Evaluation of Diurnal Fluctuation in Parafoveal and Peripapillary Vascular Density Using Optical Coherence Tomography Angiography in Patients with Exfoliative Glaucoma and Primary Open-Angle Glaucoma
Published in Current Eye Research, 2021
Atılım Armağan Demirtaş, Mine Karahan, Sedat Ava, Çağla Çilem Han, Uğur Keklikçi
This research has some limitations. It was limited by its small sample size.
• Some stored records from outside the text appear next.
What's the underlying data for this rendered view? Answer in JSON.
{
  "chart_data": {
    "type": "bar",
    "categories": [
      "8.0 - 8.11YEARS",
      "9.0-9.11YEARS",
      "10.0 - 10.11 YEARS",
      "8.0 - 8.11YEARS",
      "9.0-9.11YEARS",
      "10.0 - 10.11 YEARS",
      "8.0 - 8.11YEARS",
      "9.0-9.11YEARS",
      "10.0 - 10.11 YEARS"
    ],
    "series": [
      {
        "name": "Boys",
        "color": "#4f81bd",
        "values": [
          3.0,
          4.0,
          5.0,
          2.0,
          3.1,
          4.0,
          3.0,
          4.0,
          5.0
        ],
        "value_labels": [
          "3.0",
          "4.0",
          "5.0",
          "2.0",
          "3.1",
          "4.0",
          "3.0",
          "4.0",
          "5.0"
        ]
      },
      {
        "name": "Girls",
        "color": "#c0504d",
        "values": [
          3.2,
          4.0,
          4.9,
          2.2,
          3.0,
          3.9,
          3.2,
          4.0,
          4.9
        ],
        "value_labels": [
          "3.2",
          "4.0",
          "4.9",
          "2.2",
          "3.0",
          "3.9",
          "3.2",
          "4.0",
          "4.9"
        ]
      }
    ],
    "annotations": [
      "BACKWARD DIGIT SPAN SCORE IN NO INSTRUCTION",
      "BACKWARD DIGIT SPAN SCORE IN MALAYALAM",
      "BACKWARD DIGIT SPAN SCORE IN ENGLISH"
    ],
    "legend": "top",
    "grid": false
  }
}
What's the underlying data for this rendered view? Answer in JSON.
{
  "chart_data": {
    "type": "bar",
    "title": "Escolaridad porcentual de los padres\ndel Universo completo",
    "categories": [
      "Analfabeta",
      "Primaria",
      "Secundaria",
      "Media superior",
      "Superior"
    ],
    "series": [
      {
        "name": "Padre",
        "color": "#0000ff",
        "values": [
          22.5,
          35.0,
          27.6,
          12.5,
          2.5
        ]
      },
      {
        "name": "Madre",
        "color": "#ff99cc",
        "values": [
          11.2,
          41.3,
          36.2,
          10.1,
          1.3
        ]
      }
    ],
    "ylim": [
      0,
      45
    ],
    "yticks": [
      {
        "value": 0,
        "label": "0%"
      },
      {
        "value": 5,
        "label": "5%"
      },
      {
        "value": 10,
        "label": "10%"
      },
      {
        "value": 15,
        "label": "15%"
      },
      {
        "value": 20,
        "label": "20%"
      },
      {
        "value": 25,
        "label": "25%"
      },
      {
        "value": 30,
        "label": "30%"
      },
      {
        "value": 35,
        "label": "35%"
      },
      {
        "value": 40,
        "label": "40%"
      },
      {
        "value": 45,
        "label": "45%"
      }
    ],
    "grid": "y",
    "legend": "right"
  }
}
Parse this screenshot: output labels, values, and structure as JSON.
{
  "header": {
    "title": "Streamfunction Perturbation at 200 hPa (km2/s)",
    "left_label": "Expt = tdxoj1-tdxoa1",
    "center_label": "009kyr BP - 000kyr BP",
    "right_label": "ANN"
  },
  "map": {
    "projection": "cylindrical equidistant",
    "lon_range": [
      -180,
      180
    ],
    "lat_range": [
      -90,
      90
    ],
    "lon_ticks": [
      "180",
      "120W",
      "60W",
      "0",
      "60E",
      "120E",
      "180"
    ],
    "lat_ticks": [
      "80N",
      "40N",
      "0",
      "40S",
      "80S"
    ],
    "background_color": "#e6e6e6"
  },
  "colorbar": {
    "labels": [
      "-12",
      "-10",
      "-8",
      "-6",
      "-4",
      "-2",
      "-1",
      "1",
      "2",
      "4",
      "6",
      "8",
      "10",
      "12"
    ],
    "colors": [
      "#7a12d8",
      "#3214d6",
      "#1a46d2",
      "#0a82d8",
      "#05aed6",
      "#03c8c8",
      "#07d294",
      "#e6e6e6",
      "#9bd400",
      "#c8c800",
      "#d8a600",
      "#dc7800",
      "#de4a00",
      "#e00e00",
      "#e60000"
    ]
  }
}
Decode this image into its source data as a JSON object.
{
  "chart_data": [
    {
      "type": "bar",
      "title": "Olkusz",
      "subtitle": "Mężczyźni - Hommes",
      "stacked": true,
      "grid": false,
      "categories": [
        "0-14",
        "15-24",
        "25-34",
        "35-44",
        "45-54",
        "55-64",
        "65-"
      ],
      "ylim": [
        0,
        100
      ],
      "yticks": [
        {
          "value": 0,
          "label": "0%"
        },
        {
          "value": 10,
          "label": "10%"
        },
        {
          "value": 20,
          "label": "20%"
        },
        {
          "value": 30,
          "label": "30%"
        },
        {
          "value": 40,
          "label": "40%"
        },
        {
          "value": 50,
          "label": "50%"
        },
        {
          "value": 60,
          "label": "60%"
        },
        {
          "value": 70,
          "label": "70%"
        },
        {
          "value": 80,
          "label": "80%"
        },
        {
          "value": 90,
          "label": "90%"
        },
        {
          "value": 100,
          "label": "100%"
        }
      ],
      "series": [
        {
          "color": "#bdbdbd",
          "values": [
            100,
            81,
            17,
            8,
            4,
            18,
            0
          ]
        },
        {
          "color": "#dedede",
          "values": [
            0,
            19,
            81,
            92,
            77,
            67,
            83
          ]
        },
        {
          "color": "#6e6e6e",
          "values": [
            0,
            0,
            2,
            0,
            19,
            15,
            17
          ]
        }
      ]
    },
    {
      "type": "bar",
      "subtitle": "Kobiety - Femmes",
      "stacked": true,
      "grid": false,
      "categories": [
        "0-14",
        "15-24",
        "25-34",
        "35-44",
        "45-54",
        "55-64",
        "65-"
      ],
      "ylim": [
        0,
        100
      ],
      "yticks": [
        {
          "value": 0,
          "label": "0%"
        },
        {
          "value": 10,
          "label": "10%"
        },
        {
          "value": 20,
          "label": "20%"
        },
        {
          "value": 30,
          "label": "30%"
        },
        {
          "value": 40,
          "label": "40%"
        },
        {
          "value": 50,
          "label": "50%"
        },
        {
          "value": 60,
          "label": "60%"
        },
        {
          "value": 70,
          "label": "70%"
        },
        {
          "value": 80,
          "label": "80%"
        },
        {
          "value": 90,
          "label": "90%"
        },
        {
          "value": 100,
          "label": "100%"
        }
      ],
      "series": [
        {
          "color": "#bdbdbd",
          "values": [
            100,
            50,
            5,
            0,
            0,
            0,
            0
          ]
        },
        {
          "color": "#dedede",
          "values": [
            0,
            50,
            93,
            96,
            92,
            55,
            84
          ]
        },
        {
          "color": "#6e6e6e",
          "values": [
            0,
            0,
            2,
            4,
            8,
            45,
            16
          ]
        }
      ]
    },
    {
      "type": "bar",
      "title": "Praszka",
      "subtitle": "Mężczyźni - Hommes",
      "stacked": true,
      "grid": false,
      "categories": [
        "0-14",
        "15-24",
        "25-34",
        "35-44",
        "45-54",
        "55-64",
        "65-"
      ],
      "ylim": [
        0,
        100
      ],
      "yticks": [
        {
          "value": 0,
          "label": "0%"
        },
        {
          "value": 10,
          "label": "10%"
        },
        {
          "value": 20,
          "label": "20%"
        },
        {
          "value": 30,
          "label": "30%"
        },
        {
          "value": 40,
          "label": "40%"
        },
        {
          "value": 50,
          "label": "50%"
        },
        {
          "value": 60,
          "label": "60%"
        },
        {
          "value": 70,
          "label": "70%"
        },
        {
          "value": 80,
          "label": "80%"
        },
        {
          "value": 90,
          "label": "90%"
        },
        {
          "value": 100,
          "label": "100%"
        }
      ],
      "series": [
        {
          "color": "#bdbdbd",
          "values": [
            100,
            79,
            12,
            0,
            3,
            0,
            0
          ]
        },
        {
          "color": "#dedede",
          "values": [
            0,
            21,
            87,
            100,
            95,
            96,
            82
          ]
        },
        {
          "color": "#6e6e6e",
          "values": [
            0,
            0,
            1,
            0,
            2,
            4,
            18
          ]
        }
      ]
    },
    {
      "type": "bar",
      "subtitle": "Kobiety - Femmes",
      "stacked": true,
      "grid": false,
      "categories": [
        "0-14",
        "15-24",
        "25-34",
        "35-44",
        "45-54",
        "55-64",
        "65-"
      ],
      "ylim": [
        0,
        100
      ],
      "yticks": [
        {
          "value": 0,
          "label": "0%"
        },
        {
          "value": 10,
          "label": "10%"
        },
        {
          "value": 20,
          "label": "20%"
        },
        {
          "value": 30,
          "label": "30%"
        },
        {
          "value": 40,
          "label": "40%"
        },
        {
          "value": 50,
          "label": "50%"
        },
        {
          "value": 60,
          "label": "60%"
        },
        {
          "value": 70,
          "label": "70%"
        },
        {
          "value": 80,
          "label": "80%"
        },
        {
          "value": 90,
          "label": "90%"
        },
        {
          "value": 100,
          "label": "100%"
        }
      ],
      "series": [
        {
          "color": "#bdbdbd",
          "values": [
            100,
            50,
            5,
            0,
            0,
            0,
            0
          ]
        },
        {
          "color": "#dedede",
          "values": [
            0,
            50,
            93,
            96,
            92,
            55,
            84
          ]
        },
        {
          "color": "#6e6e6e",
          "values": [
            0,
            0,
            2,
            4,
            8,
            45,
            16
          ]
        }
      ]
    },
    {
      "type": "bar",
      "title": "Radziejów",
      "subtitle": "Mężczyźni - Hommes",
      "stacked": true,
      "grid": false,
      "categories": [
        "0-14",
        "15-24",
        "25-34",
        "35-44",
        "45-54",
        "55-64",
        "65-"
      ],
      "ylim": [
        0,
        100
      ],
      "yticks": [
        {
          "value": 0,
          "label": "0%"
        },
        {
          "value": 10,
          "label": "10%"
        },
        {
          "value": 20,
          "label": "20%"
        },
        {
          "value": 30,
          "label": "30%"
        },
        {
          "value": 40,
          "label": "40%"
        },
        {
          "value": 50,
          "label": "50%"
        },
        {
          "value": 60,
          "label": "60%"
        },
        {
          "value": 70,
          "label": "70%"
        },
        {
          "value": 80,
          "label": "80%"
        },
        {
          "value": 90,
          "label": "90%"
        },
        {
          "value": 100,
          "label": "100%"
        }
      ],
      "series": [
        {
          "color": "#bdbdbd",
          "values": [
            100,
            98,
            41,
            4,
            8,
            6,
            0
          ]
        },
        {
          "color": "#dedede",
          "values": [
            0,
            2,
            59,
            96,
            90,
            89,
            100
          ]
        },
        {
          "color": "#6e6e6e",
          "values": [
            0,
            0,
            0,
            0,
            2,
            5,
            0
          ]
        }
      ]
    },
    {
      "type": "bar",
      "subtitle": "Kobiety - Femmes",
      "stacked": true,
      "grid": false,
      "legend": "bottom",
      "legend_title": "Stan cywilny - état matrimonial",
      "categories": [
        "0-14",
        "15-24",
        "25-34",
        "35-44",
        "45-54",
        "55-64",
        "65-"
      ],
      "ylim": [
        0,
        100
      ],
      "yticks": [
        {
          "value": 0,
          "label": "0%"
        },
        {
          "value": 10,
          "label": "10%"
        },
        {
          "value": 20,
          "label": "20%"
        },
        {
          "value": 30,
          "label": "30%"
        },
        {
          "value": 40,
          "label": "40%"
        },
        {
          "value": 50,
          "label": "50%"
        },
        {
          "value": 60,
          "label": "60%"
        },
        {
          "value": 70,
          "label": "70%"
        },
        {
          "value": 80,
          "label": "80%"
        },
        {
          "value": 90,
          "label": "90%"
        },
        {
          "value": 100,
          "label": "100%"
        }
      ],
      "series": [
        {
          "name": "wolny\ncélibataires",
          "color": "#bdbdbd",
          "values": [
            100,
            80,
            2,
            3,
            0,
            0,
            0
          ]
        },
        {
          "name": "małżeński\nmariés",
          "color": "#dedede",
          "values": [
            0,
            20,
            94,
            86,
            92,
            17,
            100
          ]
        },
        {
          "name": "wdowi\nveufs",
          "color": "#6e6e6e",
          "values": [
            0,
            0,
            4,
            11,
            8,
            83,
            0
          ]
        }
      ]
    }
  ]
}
IOP and retinal VD measurements were made only during the daytime, instead of considering examinations during both the evening and night. For this reason, the absent pattern of variation demonstrated by IOP and retinal VD recorded in this study may not indicate the complete diurnal variation. Also, the use of medicine, such as topical antiglaucoma therapy, was permitted during the examinations. This raises the possibility that the diurnal changes in VD readings could have been affected by the antiglaucoma therapy. Previous studies have shown that diurnal fluctuation is decreased by ocular hypotensive medication.29–31 Hence, the real magnitude of diurnal IOP and retinal VD variation might have been computed incorrectly during this research. Takasagawa et al.15 reported that the use of beta-blocker eye drops was associated with reduced VD of the macular superficial macular layer. This could be because beta-blockers demonstrate a vasoconstrictive action, thereby reducing the VD. Moreover, patients prescribed oral carbonic anhydrase inhibitors were excluded from this research. A subgroup analysis could not be performed in this research because of the small sample size used. Lastly, ocular haemodynamic changes and variations in systemic haemodynamics relevant to retinal blood vessels in the POAG and XFG groups were not taken into consideration. However, because individuals with systemic hypertension or diabetes mellitus were not included in this study, it can be stated that systemic haemodynamic fluctuation was not present in these subjects.